The community pharmacist is responsible for making sure of the suitability and quality of the unlicensed medicine.
As such they’re not obliged to use the same source (manufacturer) for the medicine. If they change sources, this could take time, so arrangements would need to be made for the hospital pharmacy to continue to supply the drug.
Specials are unlicensed drugs that are specially made or imported for the treatment of a specific, named patient. They can be made from scratch or can be based on a licensed drug, which needs to be changed before it can be used for the named patient.
A common example is if a patient is allergic to one of the ingredients of the licensed product. Any change to the drug to prevent the allergic reaction means that the drug no longer fits the licencing requirements and is therefore classed as unlicensed.
It’s important that the drug is consistently made to the same formula, so that each batch is as similar as possible. For this reason, if the drug is made in the UK, the manufacturer must hold a specials licence, issued by the MHRA. If it’s imported from outside the UK, the manufacturer must hold other special licences.

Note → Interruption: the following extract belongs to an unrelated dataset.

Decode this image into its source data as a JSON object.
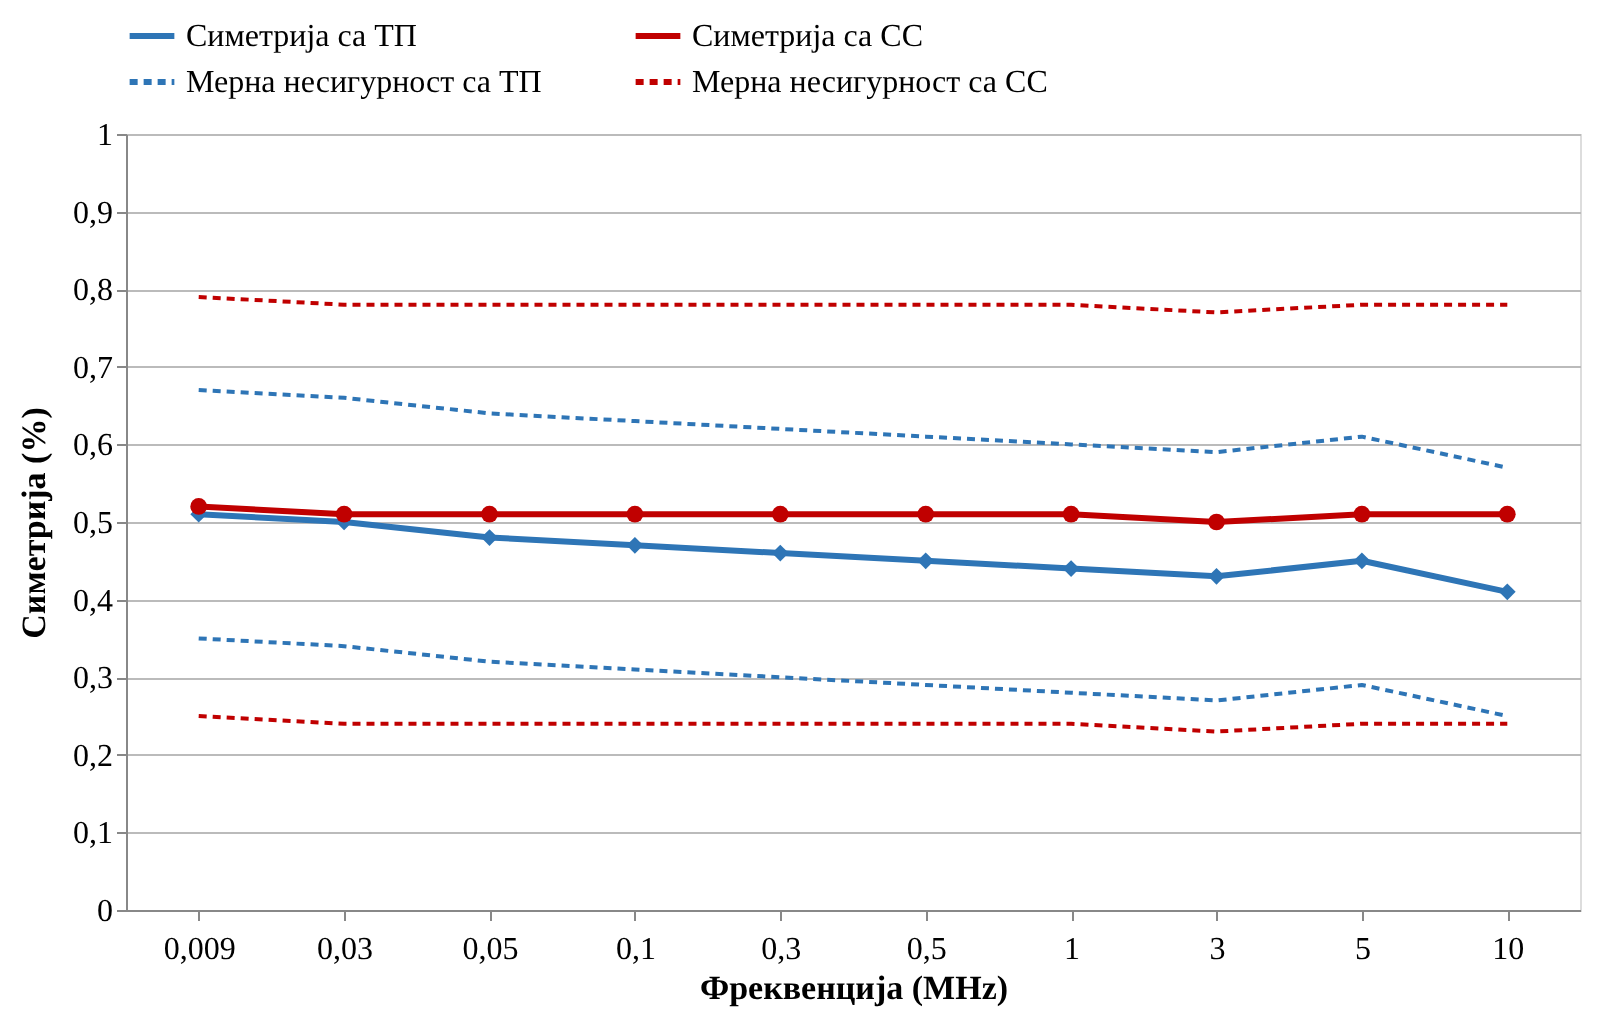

A special can’t be supplied if an equivalent licensed product is available that could meet the patient’s needs. Essential records must be kept and serious adverse drug reactions must also be reported to the MHRA.

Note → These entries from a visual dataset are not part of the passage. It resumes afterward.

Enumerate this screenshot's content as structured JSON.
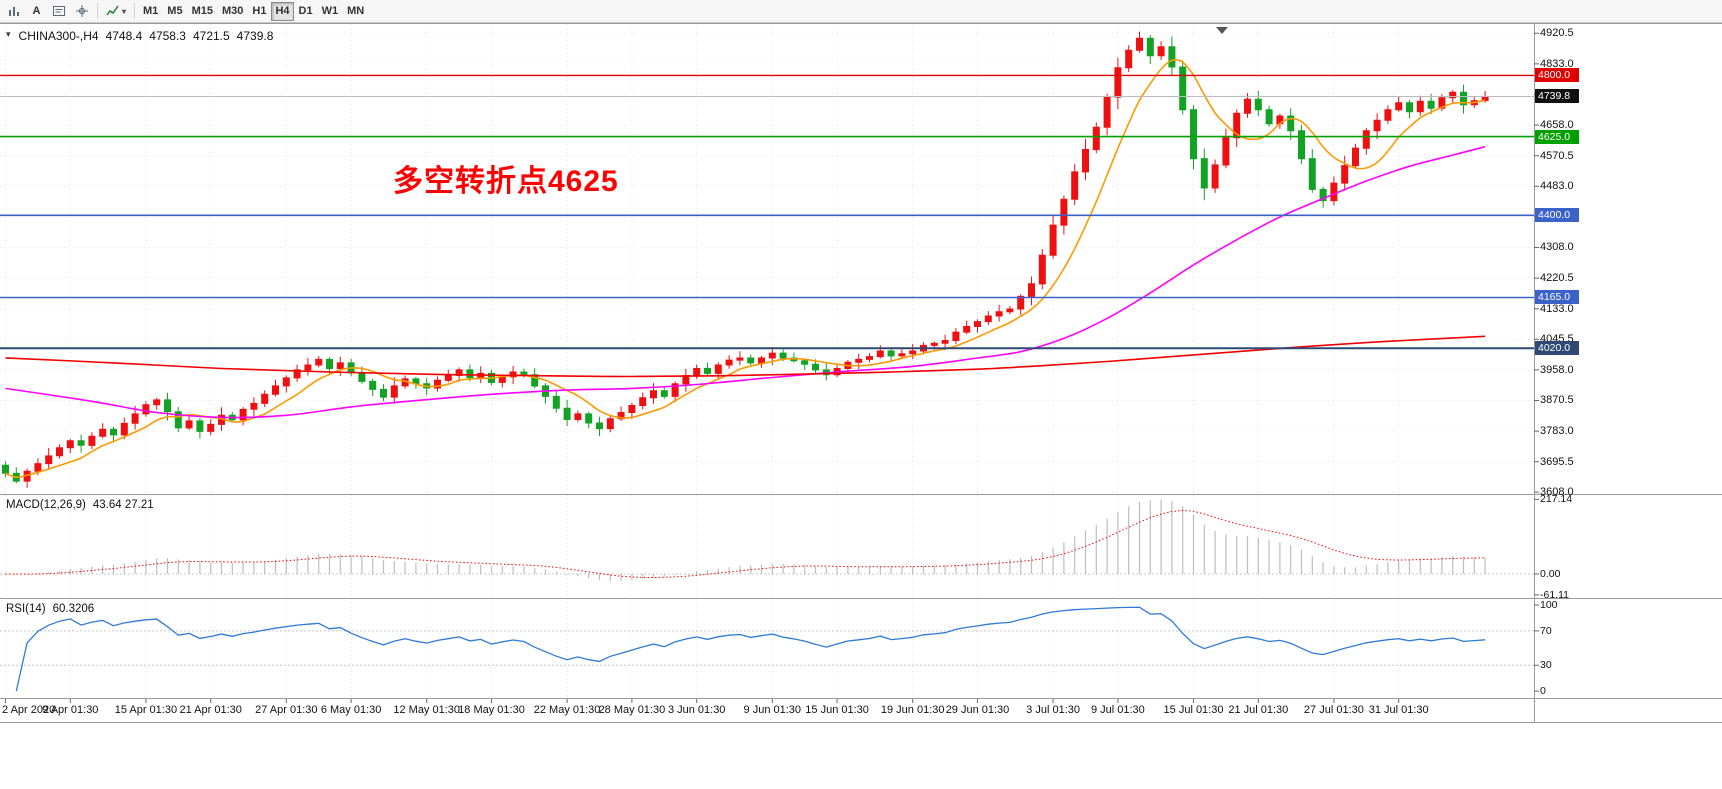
{
  "toolbar": {
    "text_tool_label": "A",
    "timeframes": [
      "M1",
      "M5",
      "M15",
      "M30",
      "H1",
      "H4",
      "D1",
      "W1",
      "MN"
    ],
    "active_timeframe": "H4"
  },
  "chart": {
    "header": {
      "title": "CHINA300-,H4",
      "open": "4748.4",
      "high": "4758.3",
      "low": "4721.5",
      "close": "4739.8"
    },
    "annotation": {
      "text": "多空转折点4625",
      "color": "#ff0000"
    }
  },
  "macd_header": {
    "label": "MACD(12,26,9)",
    "values": "43.64 27.21"
  },
  "rsi_header": {
    "label": "RSI(14)",
    "value": "60.3206"
  },
  "chart_data": {
    "type": "candlestick",
    "symbol": "CHINA300-",
    "timeframe": "H4",
    "price_axis": {
      "min": 3603,
      "max": 4947,
      "ticks": [
        4920.5,
        4833.0,
        4745.5,
        4658.0,
        4570.5,
        4483.0,
        4395.5,
        4308.0,
        4220.5,
        4133.0,
        4045.5,
        3958.0,
        3870.5,
        3783.0,
        3695.5,
        3608.0
      ]
    },
    "first_open": 3685,
    "closes": [
      3662,
      3640,
      3668,
      3690,
      3712,
      3735,
      3755,
      3742,
      3768,
      3788,
      3772,
      3805,
      3832,
      3858,
      3872,
      3838,
      3792,
      3812,
      3782,
      3802,
      3828,
      3815,
      3845,
      3862,
      3888,
      3912,
      3935,
      3958,
      3972,
      3988,
      3962,
      3978,
      3950,
      3925,
      3902,
      3880,
      3912,
      3932,
      3918,
      3906,
      3928,
      3942,
      3958,
      3936,
      3948,
      3922,
      3938,
      3952,
      3944,
      3912,
      3882,
      3848,
      3816,
      3832,
      3806,
      3790,
      3818,
      3836,
      3856,
      3878,
      3898,
      3882,
      3918,
      3942,
      3962,
      3948,
      3972,
      3986,
      3992,
      3978,
      3992,
      4006,
      3992,
      3984,
      3974,
      3958,
      3944,
      3962,
      3980,
      3988,
      3996,
      4012,
      3998,
      4004,
      4012,
      4028,
      4034,
      4042,
      4066,
      4082,
      4096,
      4112,
      4124,
      4132,
      4168,
      4204,
      4286,
      4372,
      4446,
      4524,
      4588,
      4652,
      4738,
      4822,
      4872,
      4906,
      4856,
      4882,
      4824,
      4702,
      4562,
      4478,
      4544,
      4622,
      4692,
      4732,
      4702,
      4662,
      4684,
      4642,
      4562,
      4474,
      4442,
      4492,
      4542,
      4592,
      4642,
      4672,
      4702,
      4722,
      4696,
      4726,
      4706,
      4736,
      4752,
      4716,
      4728,
      4739.8
    ],
    "wick_pattern": [
      9,
      14,
      6,
      12,
      18,
      8,
      5,
      15
    ],
    "colors": {
      "up": "#ee1111",
      "down": "#12a324",
      "grid": "#ececec",
      "vgrid": "#e3e3e3",
      "axis_text": "#111111"
    },
    "horizontal_lines": [
      {
        "price": 4800.0,
        "label": "4800.0",
        "color": "#e00000",
        "width": 1.4
      },
      {
        "price": 4739.8,
        "label": "4739.8",
        "color": "#bcbcbc",
        "width": 1,
        "badge": "#111111",
        "current": true
      },
      {
        "price": 4625.0,
        "label": "4625.0",
        "color": "#00a000",
        "width": 1.6
      },
      {
        "price": 4400.0,
        "label": "4400.0",
        "color": "#3a62c8",
        "width": 1.6
      },
      {
        "price": 4165.0,
        "label": "4165.0",
        "color": "#3a62c8",
        "width": 1.6
      },
      {
        "price": 4020.0,
        "label": "4020.0",
        "color": "#2e4a74",
        "width": 2
      }
    ],
    "moving_averages": [
      {
        "name": "ma-fast",
        "color": "#ff9900",
        "mode": "sma",
        "period": 7
      },
      {
        "name": "ma-medium",
        "color": "#ff00ff",
        "mode": "points",
        "points": [
          [
            0,
            3905
          ],
          [
            8,
            3868
          ],
          [
            14,
            3836
          ],
          [
            20,
            3822
          ],
          [
            26,
            3828
          ],
          [
            32,
            3852
          ],
          [
            38,
            3870
          ],
          [
            45,
            3888
          ],
          [
            52,
            3900
          ],
          [
            58,
            3905
          ],
          [
            64,
            3916
          ],
          [
            71,
            3936
          ],
          [
            77,
            3952
          ],
          [
            84,
            3968
          ],
          [
            90,
            3992
          ],
          [
            94,
            4010
          ],
          [
            98,
            4048
          ],
          [
            102,
            4105
          ],
          [
            106,
            4178
          ],
          [
            110,
            4258
          ],
          [
            114,
            4330
          ],
          [
            118,
            4395
          ],
          [
            122,
            4448
          ],
          [
            126,
            4498
          ],
          [
            130,
            4540
          ],
          [
            134,
            4572
          ],
          [
            137,
            4596
          ]
        ]
      },
      {
        "name": "ma-slow",
        "color": "#f00000",
        "mode": "points",
        "points": [
          [
            0,
            3992
          ],
          [
            10,
            3978
          ],
          [
            20,
            3962
          ],
          [
            30,
            3952
          ],
          [
            40,
            3945
          ],
          [
            50,
            3941
          ],
          [
            58,
            3939
          ],
          [
            66,
            3941
          ],
          [
            74,
            3946
          ],
          [
            82,
            3952
          ],
          [
            90,
            3960
          ],
          [
            96,
            3970
          ],
          [
            102,
            3982
          ],
          [
            108,
            3996
          ],
          [
            114,
            4010
          ],
          [
            120,
            4024
          ],
          [
            126,
            4036
          ],
          [
            132,
            4046
          ],
          [
            137,
            4054
          ]
        ]
      }
    ],
    "time_labels": [
      {
        "text": "2 Apr 2020",
        "index": 0
      },
      {
        "text": "9 Apr 01:30",
        "index": 6
      },
      {
        "text": "15 Apr 01:30",
        "index": 13
      },
      {
        "text": "21 Apr 01:30",
        "index": 19
      },
      {
        "text": "27 Apr 01:30",
        "index": 26
      },
      {
        "text": "6 May 01:30",
        "index": 32
      },
      {
        "text": "12 May 01:30",
        "index": 39
      },
      {
        "text": "18 May 01:30",
        "index": 45
      },
      {
        "text": "22 May 01:30",
        "index": 52
      },
      {
        "text": "28 May 01:30",
        "index": 58
      },
      {
        "text": "3 Jun 01:30",
        "index": 64
      },
      {
        "text": "9 Jun 01:30",
        "index": 71
      },
      {
        "text": "15 Jun 01:30",
        "index": 77
      },
      {
        "text": "19 Jun 01:30",
        "index": 84
      },
      {
        "text": "29 Jun 01:30",
        "index": 90
      },
      {
        "text": "3 Jul 01:30",
        "index": 97
      },
      {
        "text": "9 Jul 01:30",
        "index": 103
      },
      {
        "text": "15 Jul 01:30",
        "index": 110
      },
      {
        "text": "21 Jul 01:30",
        "index": 116
      },
      {
        "text": "27 Jul 01:30",
        "index": 123
      },
      {
        "text": "31 Jul 01:30",
        "index": 129
      }
    ],
    "macd": {
      "fast": 12,
      "slow": 26,
      "signal_period": 9,
      "hist_color": "#bdbdbd",
      "signal_color": "#ff0000",
      "axis_labels": [
        {
          "text": "217.14",
          "value": 217.14
        },
        {
          "text": "0.00",
          "value": 0
        },
        {
          "text": "-61.11",
          "value": -61.11
        }
      ]
    },
    "rsi": {
      "period": 14,
      "levels": [
        70,
        30
      ],
      "color": "#2e7bd6",
      "axis_labels": [
        {
          "text": "100",
          "value": 100
        },
        {
          "text": "70",
          "value": 70
        },
        {
          "text": "30",
          "value": 30
        },
        {
          "text": "0",
          "value": 0
        }
      ]
    }
  }
}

When a drug is licensed, the ways in which it can be used are strictly set out. For example:
- the illnesses it can be used for (called indications)
- how much can be used (called the recommended dose)
- when it shouldn’t be used (called contraindications)
- any special warnings or precautions.
These restrictions are based on all the trials that have been done to test how well it works (known as its efficacy), its safety and its quality. They’re used to make sure that when the drug is used, the benefits are judged to outweigh the potential risks.
However, sometimes a doctor may feel that a drug not licensed for use in brain tumours, works in a way that could be useful in treating brain tumours in a particular patient despite the possible risks.
This is known as off-label use because the drug is being used in a way that differs from how the drug ‘label’ shows it should be used. This could be:
- a drug licensed for use in another condition
- a licensed drug used outside the recommended dosage
- a drug licensed for a specific type of patient (for example, medicine normally meant for adults that may meet the needs of a child)
- a licensed drug used in circumstances the “label” specifically warns against (for example, if the patient has another condition).
If a doctor feels that prescribing a medicine off-label would benefit the patient, the doctor has to take on responsibility for any harm to the patient due to side-effects or harmful reactions. The ‘advantage’ of off-label use is that, because the drug is licensed, its safety has already been fully tested for use in people.
However, many doctors may not be able to prescribe off-label, as the codes and ethics of their NHS trust, or the prescribing policies of their employers, may prevent this.